December 30, 2015
Pelto et al (1989) after a field campaign we mounted in 1985 and 1986 on Jakobshavns Glacier noted that the velocity was essentially the same in the summer of 1964, 1976, 1978, 1985 and 1986. Further we observed that the agreement between surface mass-balance and volume-flux calculations, suggested that “Jakobshavns Isbrae: is almost in a state of equilibrium”. The point of the study was to establish a baseline of velocity before the anticipated acceleration due to warming. This acceleration due to warming happened beginning in 1992 from 20 m/day at the calving front in 1985 to 46 m/day in 2012, comparing the same locations the annual speed increase was 282% from 1992 to 2012 (Joughin et al 2014). The Jakobshavns Isbrae is a tidewater glacier, just south of the glacier the margin of the ice sheet is dominated by a land terminating section that has a different dynamic response to warming.
Tedstone et al (2015) in a paper published in Nature in October noted a decadal reduction in glacier velocity for a land terminating region of the Greenland Ice Sheet. This slow down occurred despite a 50% increase in meltwater production. This is emphasized in the figure above indicating the changes along three transects from green earlier to purple later years. A glacier inhabits a particular topographic environment that establishes the basic flow field.
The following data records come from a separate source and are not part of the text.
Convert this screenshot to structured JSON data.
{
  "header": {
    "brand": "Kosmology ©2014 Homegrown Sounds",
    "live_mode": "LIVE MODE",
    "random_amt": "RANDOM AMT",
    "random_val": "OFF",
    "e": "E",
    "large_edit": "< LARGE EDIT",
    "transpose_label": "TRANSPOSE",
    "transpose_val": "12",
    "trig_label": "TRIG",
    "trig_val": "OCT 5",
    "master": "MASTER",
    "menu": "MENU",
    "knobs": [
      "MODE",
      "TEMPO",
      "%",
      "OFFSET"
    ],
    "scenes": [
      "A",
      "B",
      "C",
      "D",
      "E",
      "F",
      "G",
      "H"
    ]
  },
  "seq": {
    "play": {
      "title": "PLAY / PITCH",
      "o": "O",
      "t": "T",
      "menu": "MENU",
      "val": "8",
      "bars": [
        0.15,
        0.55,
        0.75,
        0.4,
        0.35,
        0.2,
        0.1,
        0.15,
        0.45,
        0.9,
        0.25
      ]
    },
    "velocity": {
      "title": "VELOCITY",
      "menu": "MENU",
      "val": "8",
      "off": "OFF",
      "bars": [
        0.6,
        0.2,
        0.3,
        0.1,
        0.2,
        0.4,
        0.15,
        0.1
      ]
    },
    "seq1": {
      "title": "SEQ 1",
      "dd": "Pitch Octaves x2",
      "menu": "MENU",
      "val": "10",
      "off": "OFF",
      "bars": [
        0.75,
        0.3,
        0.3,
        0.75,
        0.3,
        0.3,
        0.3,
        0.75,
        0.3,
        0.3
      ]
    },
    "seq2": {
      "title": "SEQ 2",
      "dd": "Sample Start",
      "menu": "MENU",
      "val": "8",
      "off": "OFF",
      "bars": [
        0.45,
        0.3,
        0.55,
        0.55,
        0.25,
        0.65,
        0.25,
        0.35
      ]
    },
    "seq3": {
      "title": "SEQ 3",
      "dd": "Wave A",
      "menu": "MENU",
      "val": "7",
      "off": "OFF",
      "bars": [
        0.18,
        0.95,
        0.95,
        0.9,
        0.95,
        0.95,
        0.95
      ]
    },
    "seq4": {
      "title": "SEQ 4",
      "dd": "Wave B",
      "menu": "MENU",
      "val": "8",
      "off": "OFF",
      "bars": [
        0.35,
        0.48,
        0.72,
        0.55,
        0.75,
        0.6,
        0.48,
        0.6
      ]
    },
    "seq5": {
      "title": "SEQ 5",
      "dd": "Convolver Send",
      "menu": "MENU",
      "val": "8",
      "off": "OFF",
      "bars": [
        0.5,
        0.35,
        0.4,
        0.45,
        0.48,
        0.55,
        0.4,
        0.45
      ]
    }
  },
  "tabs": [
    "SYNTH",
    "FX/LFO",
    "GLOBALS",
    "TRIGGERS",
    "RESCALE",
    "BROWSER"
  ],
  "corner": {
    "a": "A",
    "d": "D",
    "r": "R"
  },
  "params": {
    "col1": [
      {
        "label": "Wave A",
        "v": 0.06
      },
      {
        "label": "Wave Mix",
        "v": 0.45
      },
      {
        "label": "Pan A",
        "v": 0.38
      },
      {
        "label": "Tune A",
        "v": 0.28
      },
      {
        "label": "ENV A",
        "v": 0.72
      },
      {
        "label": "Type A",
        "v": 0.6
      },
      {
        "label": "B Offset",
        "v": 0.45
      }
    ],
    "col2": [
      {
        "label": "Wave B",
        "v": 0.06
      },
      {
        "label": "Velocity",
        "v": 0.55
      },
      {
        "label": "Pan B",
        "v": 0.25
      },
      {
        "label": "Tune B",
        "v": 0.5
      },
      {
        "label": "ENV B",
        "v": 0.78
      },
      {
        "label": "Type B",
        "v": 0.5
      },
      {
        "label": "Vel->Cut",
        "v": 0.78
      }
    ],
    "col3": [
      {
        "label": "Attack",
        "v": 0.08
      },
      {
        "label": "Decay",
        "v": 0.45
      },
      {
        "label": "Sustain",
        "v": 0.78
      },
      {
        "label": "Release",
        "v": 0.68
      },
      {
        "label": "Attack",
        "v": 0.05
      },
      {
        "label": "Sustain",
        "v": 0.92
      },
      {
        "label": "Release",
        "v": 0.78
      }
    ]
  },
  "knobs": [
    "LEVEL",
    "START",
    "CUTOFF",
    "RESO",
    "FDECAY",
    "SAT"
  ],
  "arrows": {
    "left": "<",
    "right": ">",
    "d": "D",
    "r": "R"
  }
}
Climate change can affect glacier flow by increasing ice melt, which leads to ice thinning and a consequent reduction in force generating ice deformation and flow. This same ice melt can deliver meltwater to the base of the ice sheet, which can lead to short term increases in basal water pressure that will drive acceleration, the acceleration tends to be short lived. The overall impact of these competing forces is what this study indicates, that just as is the case on alpine glaciers thinning resulting from more melt leads to velocity reductions as a more efficient hydrologic system develops reducing basal water pressure. This same process clearly does not apply to calving tidewater outlet glaciers. Here we examine the changes at the terminus, evidence of thinning and location of moulins on the outlet glacier that flows into a series of lakes, Orpuussit Tasia, along Transect B.
Landsat image comparison from 2000 and 2015.
In the comparison of Landsat images above from 2000 and 2015 the expansion of small proglacial lakes is evident at each red arrow, #2 has the greatest expansion. At the yellow arrows thinning is evident at a small lake that is fed by glacier runoff giving it a green sediment laden color, and by 2015 no longer receives meltwater as the ice sheet has thinned below the watershed divide, yielding clearer water which appears darker. The expansion of the end of the medial moraine also indicates thinning. Four bedrock areas emerging from the ice have much greater prominence in 2015 than 2000 purple arrows. This is modest thinning and retreat compared to the Jakobshavn and other large outlet glaciers to the north. The first image below indicates the terminus with red dots in a Google Earth image. The terminus as the proglacial lake #2 is pinned on a two bedrock prominences which should slow retreat. Proglacial lake #3 does not have an evident pinning point, and should retreat back towards the peninsula to the south in the near future. The second image below indicates the supraglacial streams and moulins in a small area of this glacier. The linear nature of many streams indicate they are occupying former crevasse features. Just as in the 1980’s little of the runoff reaches the terminus at the surface, almost all is directed to the base via moulins. Tedstone et al (2015) found that velocity did increase in summer, but declined more in the winter. NASA Landsat and Nasa Earth Observatory provides several excellent figures and explanation of the process in the study area.
Google Earth image indicating ice sheet margin in 2012, red dots.
Google Earth image indicating surface streams and locations of two moulins.